She was the girl, the woman, I had stood with coming up in the elevator more than once—months in fact before meeting her (for such is the intimacy of apartment houses)—hearing the elevator coming apart until the current super told me one day not to worry, it was the slack in the cables rattling. But that day it rattled like wind in a house and Maureen, whose name I didn’t know, had a spray of baby’s breath in a cone of green paper in one hand, a knapsack on her back, an odd sweet smell like a foreign food that could never go bad—and I said, "Baby’s breath, aren’t they?" and Maureen smiled like a Midwestern girl and nodded but didn’t say anything, perhaps feeling me too close or finding nothing in the way of words demanded of her at that instant. Baby’s breath delicate flourish of snowdrop flowers.

I wanted to hold her, just as at later times I wanted to hold her down or shut her up—oh damn me, did she really talk much except in dogmatic speeches at intervals? And later I wanted to hold her back, because she followed her beloved Leader but always went too far. To where she wasn’t following her beloved Leader any more, but herself, however you do that. Yet still purchased baby’s breath, for that day in the elevator while she was going to see her beloved guide she was bearing those flowers for herself as well.

Later I heard that a small group of workshop friends, initiates, some strong hilarious resourceful women, who had long since seen that complaining in words establishes a historical record that can stand in place of doing something, planned a fairytale game of sorts which would subject the next man who entered that famous apartment to rape—"light rape," but overwhelming and thorough but "good" rape.

I did not ask what this would amount to, because I saw the apartment in question visited for so many hours a day of every week by the friends of the Leader. This person ran around like a child doing somersaults usually with nothing on, listened like the most shrewdly attentive mother to the person behind the story, and made tea but had long since stopped making meals and bringing them out of that kitchen into her large furnitureless salon.

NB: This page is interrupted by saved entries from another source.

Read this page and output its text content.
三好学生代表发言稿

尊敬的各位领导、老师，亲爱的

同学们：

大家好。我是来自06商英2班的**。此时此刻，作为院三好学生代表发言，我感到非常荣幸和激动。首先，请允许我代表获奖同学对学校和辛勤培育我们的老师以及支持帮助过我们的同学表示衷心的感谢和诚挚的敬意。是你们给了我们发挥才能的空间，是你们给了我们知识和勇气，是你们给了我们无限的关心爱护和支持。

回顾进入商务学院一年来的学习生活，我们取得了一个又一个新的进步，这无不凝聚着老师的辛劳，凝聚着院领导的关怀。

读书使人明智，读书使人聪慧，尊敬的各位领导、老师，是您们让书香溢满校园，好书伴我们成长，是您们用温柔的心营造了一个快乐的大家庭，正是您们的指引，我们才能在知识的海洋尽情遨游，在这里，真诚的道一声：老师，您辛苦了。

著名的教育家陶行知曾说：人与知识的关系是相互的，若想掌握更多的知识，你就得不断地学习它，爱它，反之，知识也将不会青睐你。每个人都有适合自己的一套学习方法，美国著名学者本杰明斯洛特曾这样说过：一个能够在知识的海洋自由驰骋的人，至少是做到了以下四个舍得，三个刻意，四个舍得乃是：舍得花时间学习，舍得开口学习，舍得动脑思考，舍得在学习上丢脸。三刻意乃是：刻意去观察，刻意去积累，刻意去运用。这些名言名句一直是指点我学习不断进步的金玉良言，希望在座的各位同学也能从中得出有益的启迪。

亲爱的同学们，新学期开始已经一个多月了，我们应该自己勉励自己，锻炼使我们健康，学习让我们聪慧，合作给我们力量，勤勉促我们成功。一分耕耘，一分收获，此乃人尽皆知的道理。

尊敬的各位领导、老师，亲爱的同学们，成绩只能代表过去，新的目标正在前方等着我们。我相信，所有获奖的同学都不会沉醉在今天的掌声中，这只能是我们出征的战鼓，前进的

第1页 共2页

Rape? I thought, participating in some distant part of my body. And imagined that Maureen was taking too far some trial balloon raised by our friend like energy levels of a roomful of loving friends rapping or massaging—for that woman was
my
friend, too.

Rape? I thought. "Rape?" I said; "I don’t believe it." "You’re thinking just like a man, Luce," said Maureen. "Thanks," I said; "wouldn’t our friend take that as a compliment?" Maureen blew up at me in some confusion and left me where I stood—not really on two feet the way you were supposed to stand, rather slouching a little on one hip, but frozen in my maturity by her exit.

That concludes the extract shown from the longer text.